Traía de lejos esa preocupación por el registro y el estudio interdisciplinario de la música prehispánica, que antes era pasatiempo de aficionados. "América latina, despierta... Nuestra obra será una muestra de un campo olvidado, el de la música oral, subestimada generalmente por los maestros del solfeo y la teoría, que confunden la notación con la música", advertía en la obra antes mencionada.

También llevaba en sí una permanente actitud de docencia, al punto que no desaprovechaba oportunidad para recalcar que la etnomusicología supone el estudio de la música en la cultura, de manera que además de la composición en sí, interesa conocer quiénes la ejecutan, por qué y para qué lo hacen, desde cuándo y cómo (la tradición y sus modificaciones). Con pocas palabras daba a entender que ese campo de saber está bien lejos de la improvisación y que es ineludible tener conocimientos musicales previos, fundamentalmente, dominar la escritura musical.

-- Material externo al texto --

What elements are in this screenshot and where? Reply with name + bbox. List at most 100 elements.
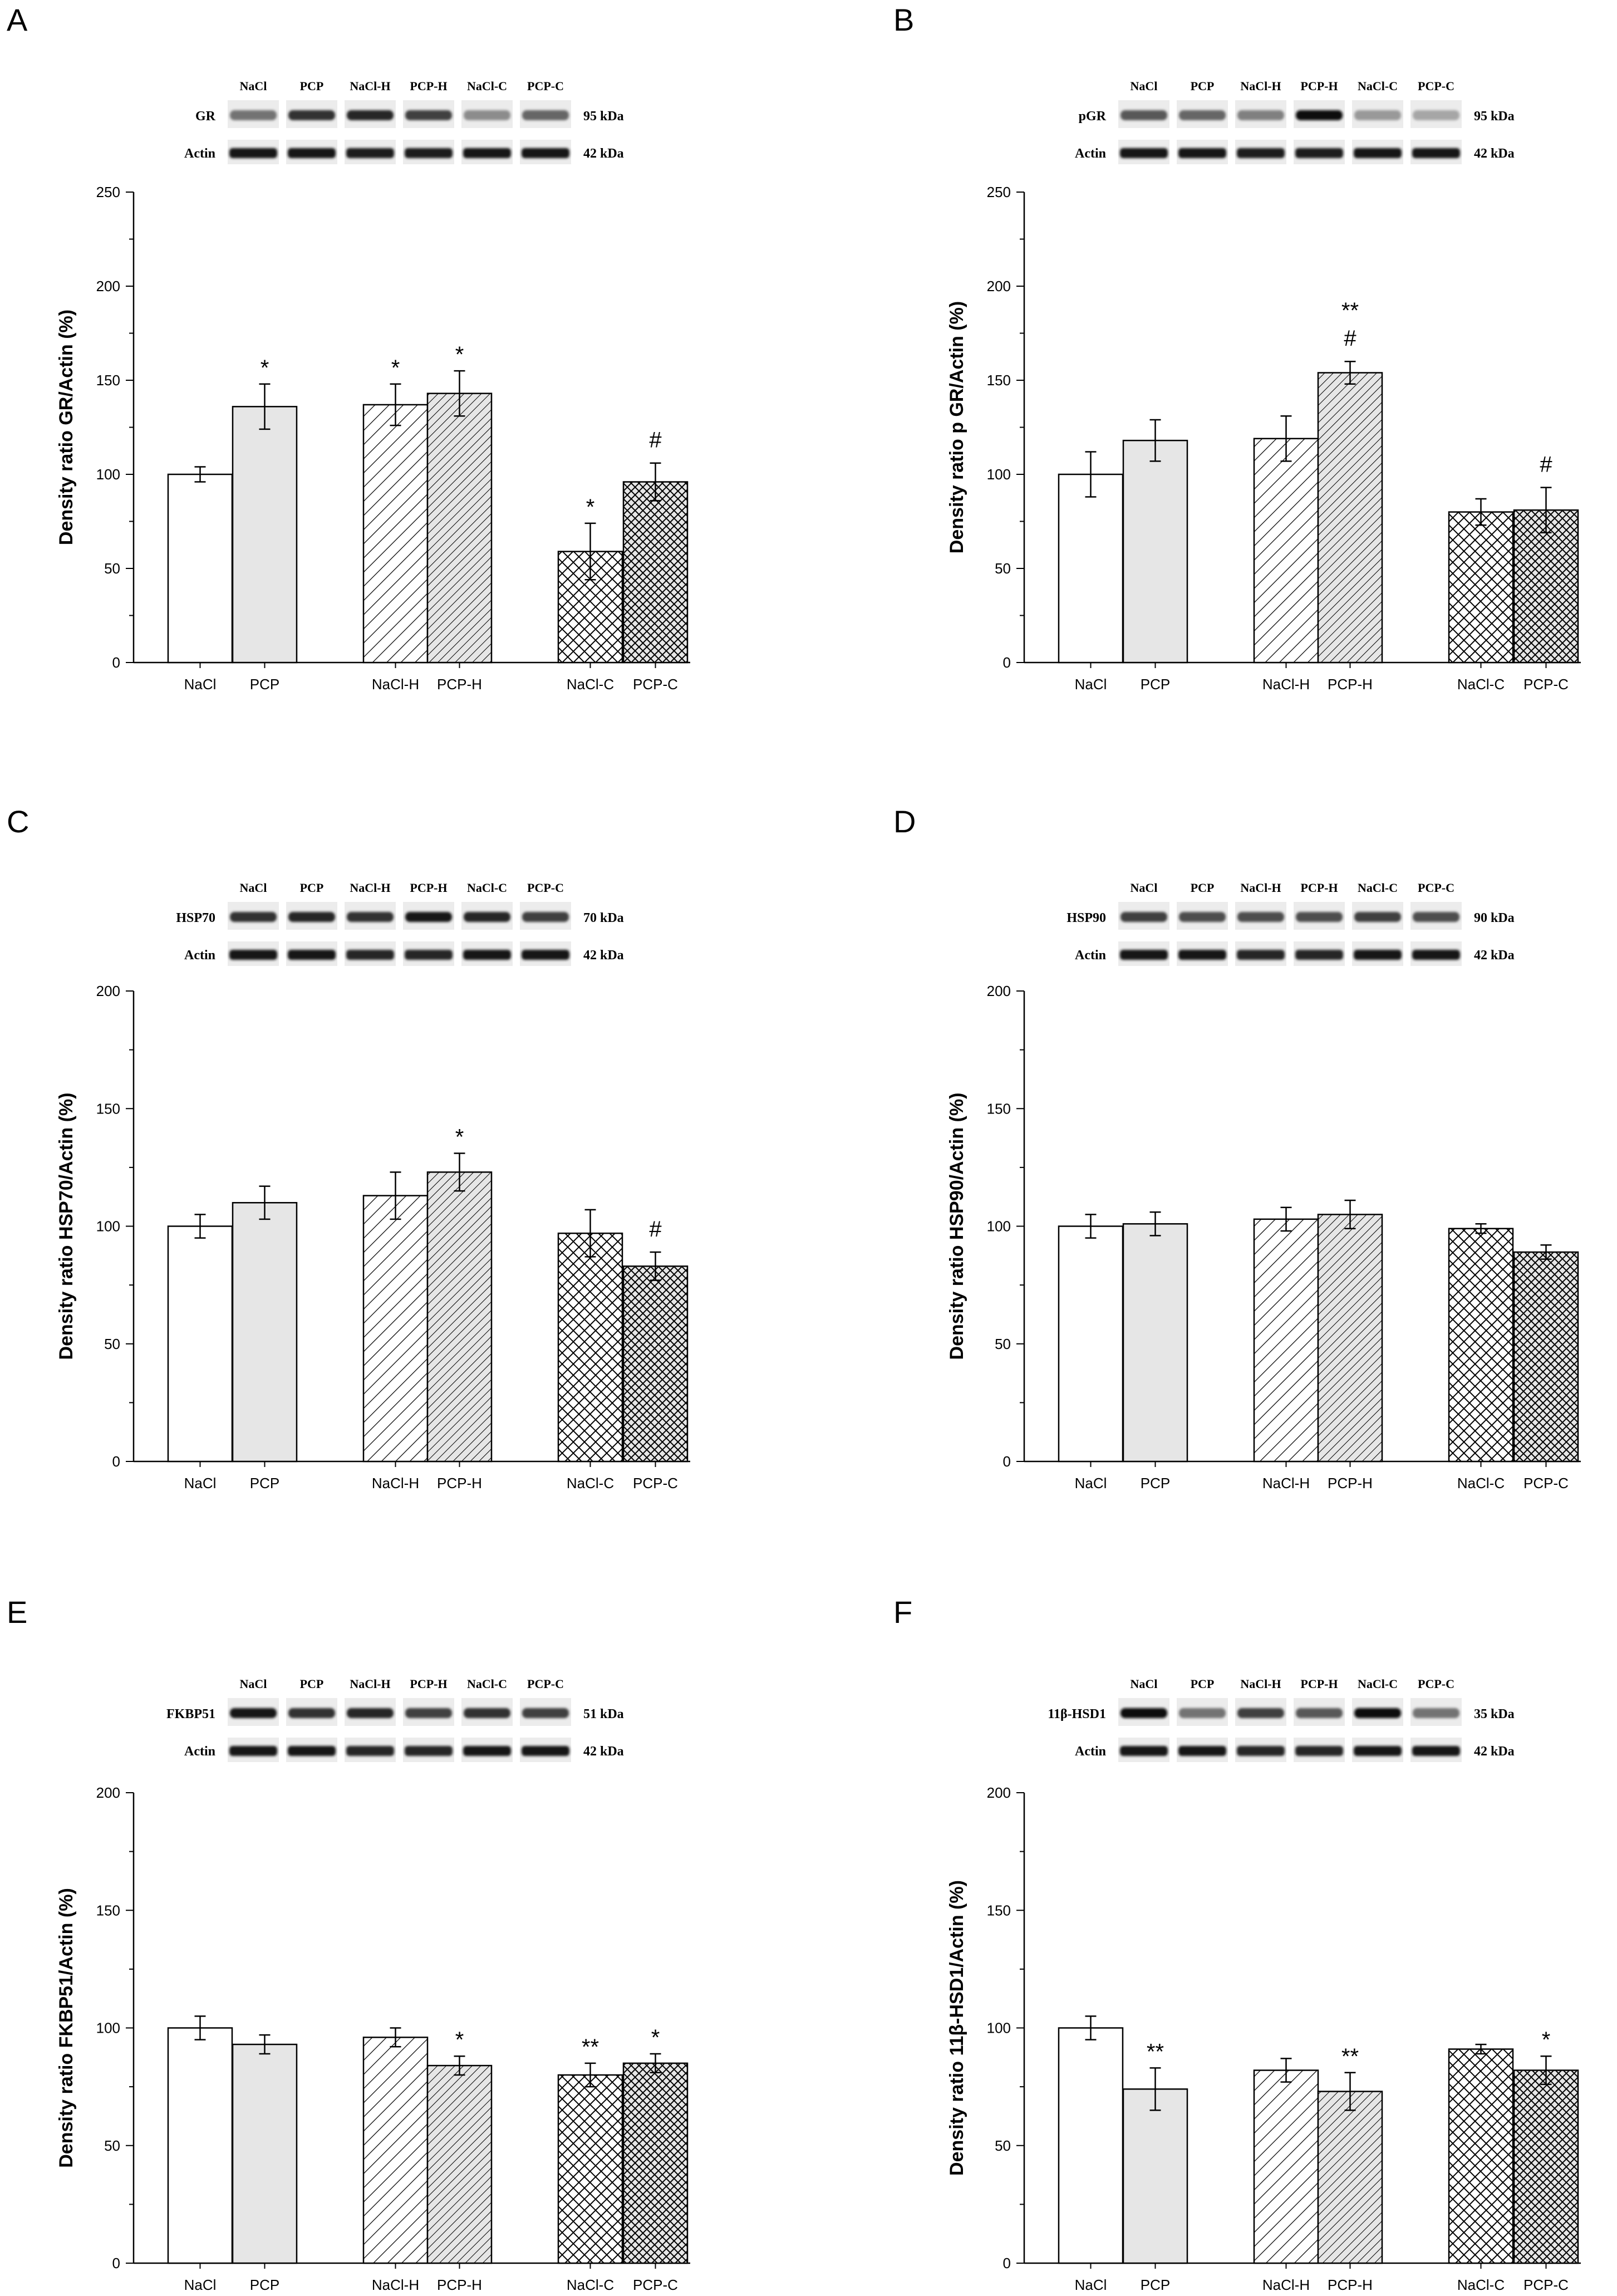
y-tick-label: 50	[104, 2137, 120, 2154]
lane-label: PCP	[300, 1677, 324, 1691]
panel-e: E NaCl PCP NaCl-H PCP-H NaCl-C PCP-C FKBP51 Acti…	[7, 1595, 690, 2293]
bar-pcp-h	[1317, 1214, 1383, 1463]
lane-label: PCP	[1191, 79, 1215, 93]
x-tick-label: NaCl-C	[567, 2277, 614, 2293]
x-tick-label: NaCl-C	[1457, 676, 1505, 693]
actin-band	[1295, 1746, 1343, 1756]
bar-pcp	[232, 406, 298, 664]
loading-kda: 42 kDa	[1474, 1744, 1515, 1759]
y-axis-label: Density ratio 11β-HSD1/Actin (%)	[946, 1880, 967, 2176]
y-tick-label: 100	[987, 2020, 1011, 2037]
bar-pcp	[1122, 2088, 1188, 2264]
actin-band	[405, 1746, 453, 1756]
bar-pcp-h	[426, 393, 493, 664]
chart-axes: 0 50 100 150 200 Density ratio HSP70/Actin (%…	[56, 983, 690, 1470]
loading-control-name: Actin	[1075, 1744, 1106, 1759]
y-tick-label: 200	[987, 1784, 1011, 1801]
significance-marker: **	[1341, 2044, 1359, 2069]
protein-band	[464, 1708, 510, 1718]
lane-label: NaCl-C	[467, 881, 507, 895]
y-tick-label: 50	[995, 1336, 1011, 1352]
bar-nacl	[167, 473, 233, 664]
significance-marker: *	[1542, 2028, 1551, 2052]
lane-label: NaCl	[1131, 79, 1158, 93]
actin-band	[463, 1746, 511, 1756]
protein-band	[1120, 912, 1167, 922]
x-tick-label: PCP-C	[633, 1475, 678, 1492]
x-tick-label: PCP	[1141, 1475, 1170, 1492]
actin-band	[1178, 1746, 1226, 1756]
y-tick-label: 50	[995, 2137, 1011, 2154]
lane-label: NaCl-C	[1358, 79, 1398, 93]
y-tick-label: 0	[112, 2255, 120, 2272]
panel-d: D NaCl PCP NaCl-H PCP-H NaCl-C PCP-C HSP90 Actin…	[893, 804, 1581, 1492]
protein-band	[1237, 110, 1284, 120]
y-tick-label: 0	[1003, 1453, 1011, 1470]
western-blot: NaCl PCP NaCl-H PCP-H NaCl-C PCP-C FKBP51 Actin…	[166, 1677, 624, 1762]
x-tick-label: NaCl-C	[1457, 2277, 1505, 2293]
protein-kda: 35 kDa	[1474, 1707, 1515, 1721]
x-tick-label: PCP-H	[437, 1475, 482, 1492]
bar-nacl	[1058, 1225, 1124, 1463]
lane-label: NaCl-C	[467, 1677, 507, 1691]
y-tick-label: 150	[987, 1902, 1011, 1919]
bar-nacl-c	[1448, 2048, 1514, 2264]
actin-band	[288, 148, 336, 158]
x-tick-label: PCP-C	[1523, 676, 1569, 693]
y-tick-label: 50	[995, 560, 1011, 577]
protein-band	[464, 912, 510, 922]
bar-pcp	[1122, 1223, 1188, 1463]
bar-nacl-h	[1253, 1218, 1319, 1463]
western-blot: NaCl PCP NaCl-H PCP-H NaCl-C PCP-C 11β-HSD1 Act…	[1048, 1677, 1515, 1762]
panel-f: F NaCl PCP NaCl-H PCP-H NaCl-C PCP-C 11β-HSD1 Ac…	[893, 1595, 1581, 2293]
significance-marker: *	[455, 2028, 464, 2052]
lane-label: PCP-H	[410, 79, 447, 93]
actin-band	[1412, 950, 1460, 960]
x-tick-label: NaCl	[1075, 1475, 1107, 1492]
panel-label: B	[893, 2, 914, 37]
x-tick-label: PCP-C	[633, 676, 678, 693]
lane-label: PCP	[300, 79, 324, 93]
x-tick-label: NaCl-H	[1262, 1475, 1310, 1492]
protein-band	[405, 1708, 452, 1718]
lane-label: NaCl-H	[350, 881, 390, 895]
actin-band	[1295, 148, 1343, 158]
actin-band	[522, 148, 569, 158]
lane-label: NaCl	[240, 79, 267, 93]
protein-band	[1296, 912, 1343, 922]
x-tick-label: NaCl	[184, 2277, 217, 2293]
protein-name: GR	[195, 109, 216, 124]
lane-label: NaCl-C	[1358, 881, 1398, 895]
x-tick-label: PCP-C	[1523, 1475, 1569, 1492]
protein-band	[230, 912, 277, 922]
lane-label: NaCl-H	[350, 79, 390, 93]
actin-band	[288, 950, 336, 960]
actin-band	[1354, 148, 1402, 158]
protein-band	[1296, 1708, 1343, 1718]
y-tick-label: 100	[987, 1218, 1011, 1235]
y-tick-label: 250	[96, 184, 120, 200]
x-tick-label: NaCl	[184, 1475, 217, 1492]
protein-band	[1413, 1708, 1459, 1718]
x-tick-label: NaCl-C	[567, 676, 614, 693]
chart-axes: 0 50 100 150 200 250 Density ratio p GR/Actin …	[946, 184, 1581, 671]
protein-band	[288, 912, 335, 922]
y-tick-label: 200	[987, 278, 1011, 295]
actin-band	[463, 950, 511, 960]
actin-band	[1178, 950, 1226, 960]
lane-label: NaCl-H	[1240, 79, 1281, 93]
actin-band	[1412, 148, 1460, 158]
western-blot: NaCl PCP NaCl-H PCP-H NaCl-C PCP-C pGR Actin 95 …	[1075, 79, 1515, 164]
loading-control-name: Actin	[184, 948, 215, 963]
bar-pcp-h	[426, 1171, 493, 1463]
panel-a: A NaCl PCP NaCl-H PCP-H NaCl-C PCP-C GR Actin 95 …	[7, 2, 690, 693]
bar-nacl-c	[557, 1232, 623, 1463]
actin-band	[1237, 1746, 1285, 1756]
bar-nacl-h	[1253, 2069, 1319, 2264]
protein-band	[1296, 110, 1343, 120]
bar-nacl-c	[1448, 1228, 1514, 1463]
y-axis-label: Density ratio HSP70/Actin (%)	[56, 1093, 77, 1360]
protein-band	[347, 1708, 394, 1718]
significance-marker: **	[1341, 298, 1359, 323]
x-tick-label: PCP	[250, 2277, 279, 2293]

Isabel Aretz murió el 1° de este mes, a los 96 años. Queda entre nosotros la música que recogió -"ese pasado remoto aún viviente"-, al menos sesenta obras compuestas por ella que nunca fueron ejecutadas en público, y unos 25 libros sobre etnomusicología. Todo ello podrá ser, como la materia a la que dedicó su vida, "la base de un desarrollo posterior, de lo que podremos llamar arte latinoamericano".